The secret is – G-d created the world, how? By saying. He said.
What happened on Shabbos (the Sabbath)? V'yonach bayom hashvii (And on the seventh day He rested). So what happened on Shabbos? He still has to create the world or it wouldn't exist but it's Shabbos. So what happens on Shabbos is that He creates the world not with dibbur (speech), but with machshava (thought). So during the week the world is created with words. On Shabbos the world is created with thought. That's why Shabbos is holier than the rest of the week, because thought is higher than dibbur. Behind it all, what brings the world into existence? Kall asher chofetz Hashem asa (Everything G-d desired, He did). By the fact that the Aibishter (G-d) wants it, that makes it happen.
So now we have 3 things – the word, the thought, and the ratzon (will). The Aibishter wants, it happens. That's why when you think, or speak, or even want, you're affecting the whole world. Cause the whole world, the olam hagashmi is a response to words, thoughts and ratzon.
Now in the book The Secret, which basically tells you stuff that you already know, only it exaggerates it a little, there's one interesting statement, which was surprising to find it in a secular book. They discovered that thinking is very powerful.

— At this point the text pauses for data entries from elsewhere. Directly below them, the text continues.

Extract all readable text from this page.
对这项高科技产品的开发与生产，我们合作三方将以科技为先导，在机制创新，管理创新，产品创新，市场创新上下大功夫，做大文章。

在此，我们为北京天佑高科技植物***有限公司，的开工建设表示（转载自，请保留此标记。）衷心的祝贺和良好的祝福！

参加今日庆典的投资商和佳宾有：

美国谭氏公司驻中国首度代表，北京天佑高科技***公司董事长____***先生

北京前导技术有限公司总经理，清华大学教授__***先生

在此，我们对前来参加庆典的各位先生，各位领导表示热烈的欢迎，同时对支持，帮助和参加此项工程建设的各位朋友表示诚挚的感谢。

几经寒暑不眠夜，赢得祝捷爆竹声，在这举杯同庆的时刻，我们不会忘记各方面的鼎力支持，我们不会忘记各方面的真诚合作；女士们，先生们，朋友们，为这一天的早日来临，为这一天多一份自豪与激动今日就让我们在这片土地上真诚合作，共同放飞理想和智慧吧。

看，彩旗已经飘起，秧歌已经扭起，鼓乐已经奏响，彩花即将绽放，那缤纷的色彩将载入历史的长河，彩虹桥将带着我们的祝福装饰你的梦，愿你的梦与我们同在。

But positive thoughts are more powerful than negative thoughts. Which is really interesting. They don't explain it. They don't have an explanation. But they notice that this is true. Machshava (thought) is very powerful, but positive machshava is more powerful than negative machshava. Why is that? The explanation in Torah is very simple. The whole world is vibrating in response to the Aibishter's word. If you say a positive word, your energy, your word now joins the Aibishter's word and adds an impact. If you say something negative it has an affect but it's just your word, it's not joining the Aibishter's word so it can't have as much of an affect.
When you have a positive machshava, then you're thinking in the same path, in the same line as the Aibishter is thinking, so obviously your machshava is gonna have a bigger impact. If your ratzon (will) is the same that the Aibishter wants then of course your ratzon is gonna be more powerful.
So that explains everything. It explains why your thought can have an affect, how, and it explains why a positive affect is stronger than a negative affect. So when we say, “Tracht gut vet zayn gut”, (think good it will be good) what is “tracht gut” (think good)? What's good? If you think, for example, whatever the Aibishter wants is fine with me, is that called “tracht gut”? It's not. Why is that not good? It sounds good. Whatever kall asher asa HaKodesh Baruch Hu (all that G-d does) is fine with me. That's not good? That's good emuna. That's not good getracht (thinking). “Tracht gut” means think what He's thinking. Don't just say whatever He's thinking is fine. So “tracht gut” means think what He's thinking. Want what He wants. How do you know what He wants? Since the Aibishter is etzem hatov (the essence of good), and ainei mevakesh ella lefikocham (he only asks according to ones ability), since the Aibishter wants to do good, and He does good according to your understanding, so if you're thinking, “I am sure that I'm going to be well”, or that “my child is going to be cured”, that's what the Aibishter is thinking. So when your machshava (thought) matches His machshava (thought), it brings that machshava down to earth and it actually happens begashmius (in physicality).